Back in the 70's, I got to know some folks from Germany who came and visited the lay Catholic community I belonged to. In 1977, I went and visited them as my brother finished up studying at Heidelberg University and we went around to some other cities - Würzburg, Neuendettelsau and Munich. Some years later, one of them came and worked on his doctorate at the University of Cincinnati.

They moved back after he finished, but came back for a visit with their three kids (one came to Cincy with them, another was born here and the last was born back in Germany). On that visit, we took them down to some ball fields and taught them how to play baseball (they were about 13, 10 and 8). They liked it so much, they went to a used sporting goods store and bought some equipment to take back to Germany. So these kids briefly were teaching their mates in Lörrach how to play baseball.

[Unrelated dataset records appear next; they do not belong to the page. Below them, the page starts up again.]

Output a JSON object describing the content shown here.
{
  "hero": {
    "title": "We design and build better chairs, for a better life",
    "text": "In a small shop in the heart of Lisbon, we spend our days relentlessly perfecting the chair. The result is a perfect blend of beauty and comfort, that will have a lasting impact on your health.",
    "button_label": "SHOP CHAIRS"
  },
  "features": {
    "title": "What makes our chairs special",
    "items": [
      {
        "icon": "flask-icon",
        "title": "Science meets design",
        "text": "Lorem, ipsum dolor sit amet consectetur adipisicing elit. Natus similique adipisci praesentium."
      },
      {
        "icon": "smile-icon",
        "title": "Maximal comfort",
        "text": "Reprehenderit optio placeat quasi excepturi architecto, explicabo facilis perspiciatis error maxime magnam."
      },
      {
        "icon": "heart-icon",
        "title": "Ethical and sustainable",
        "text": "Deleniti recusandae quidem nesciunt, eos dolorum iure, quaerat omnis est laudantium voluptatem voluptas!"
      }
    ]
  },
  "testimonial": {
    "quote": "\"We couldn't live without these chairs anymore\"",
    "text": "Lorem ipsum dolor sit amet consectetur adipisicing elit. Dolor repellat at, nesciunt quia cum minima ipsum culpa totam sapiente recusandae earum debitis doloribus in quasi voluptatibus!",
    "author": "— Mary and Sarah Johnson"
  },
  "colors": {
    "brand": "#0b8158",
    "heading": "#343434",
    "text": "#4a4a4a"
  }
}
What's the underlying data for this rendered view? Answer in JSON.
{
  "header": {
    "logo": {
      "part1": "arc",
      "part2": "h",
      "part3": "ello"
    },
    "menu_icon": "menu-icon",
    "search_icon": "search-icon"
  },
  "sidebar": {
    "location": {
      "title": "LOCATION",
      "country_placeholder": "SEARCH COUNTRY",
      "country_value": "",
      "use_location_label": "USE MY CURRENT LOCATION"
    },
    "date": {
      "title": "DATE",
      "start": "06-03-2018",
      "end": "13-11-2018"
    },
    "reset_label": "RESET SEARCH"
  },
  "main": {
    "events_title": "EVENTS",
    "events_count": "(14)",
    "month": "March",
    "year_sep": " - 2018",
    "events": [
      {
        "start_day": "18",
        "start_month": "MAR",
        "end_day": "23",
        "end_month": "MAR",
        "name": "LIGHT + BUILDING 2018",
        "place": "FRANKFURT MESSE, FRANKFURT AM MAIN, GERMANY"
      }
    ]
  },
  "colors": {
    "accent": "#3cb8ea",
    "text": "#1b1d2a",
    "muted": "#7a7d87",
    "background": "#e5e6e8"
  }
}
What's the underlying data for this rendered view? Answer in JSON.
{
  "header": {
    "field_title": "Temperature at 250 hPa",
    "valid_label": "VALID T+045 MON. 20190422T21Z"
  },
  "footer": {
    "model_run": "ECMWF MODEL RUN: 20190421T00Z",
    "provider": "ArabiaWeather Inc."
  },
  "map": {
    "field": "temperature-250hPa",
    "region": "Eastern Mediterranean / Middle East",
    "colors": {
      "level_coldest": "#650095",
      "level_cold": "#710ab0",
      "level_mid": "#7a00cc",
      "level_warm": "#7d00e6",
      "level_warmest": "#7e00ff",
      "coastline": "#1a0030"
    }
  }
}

I've been sharing with their oldest son, who I'm friends with on Facebook, that there was a German player on the Reds now. Again, I'd love to be able to send them some German language articles - and it will be good practice for me with my German.

redsmetz
05-16-2013, 08:35 PM
I found the article from Das Bild:

http://www.bild.de/sport/mehr-sport/baseball/er-wurde-auf-einen-schlag-beruehmt-30218440.bild.html

Dwarftree
05-17-2013, 05:35 AM
http://www.spox.com/de/sport/ussport/mlb/1305/News/erster-homerun-von-donald-lutz-cincinnati-reds-sieg-gegen-milwaukee-brewers.html

That was the only article i still was able to find about Lutz. Tbh all these "articles" have not had that much content anyway. It was basically only "Donald Lutz - first German to make it into the Majors" and "Lutz hit his first homerun in The Bigs". It was more about that some of the more influential German media and sport sites showed the public: "Hey! Look! There is a sport named baseball that is play over here and one of "our" own has kinda made it".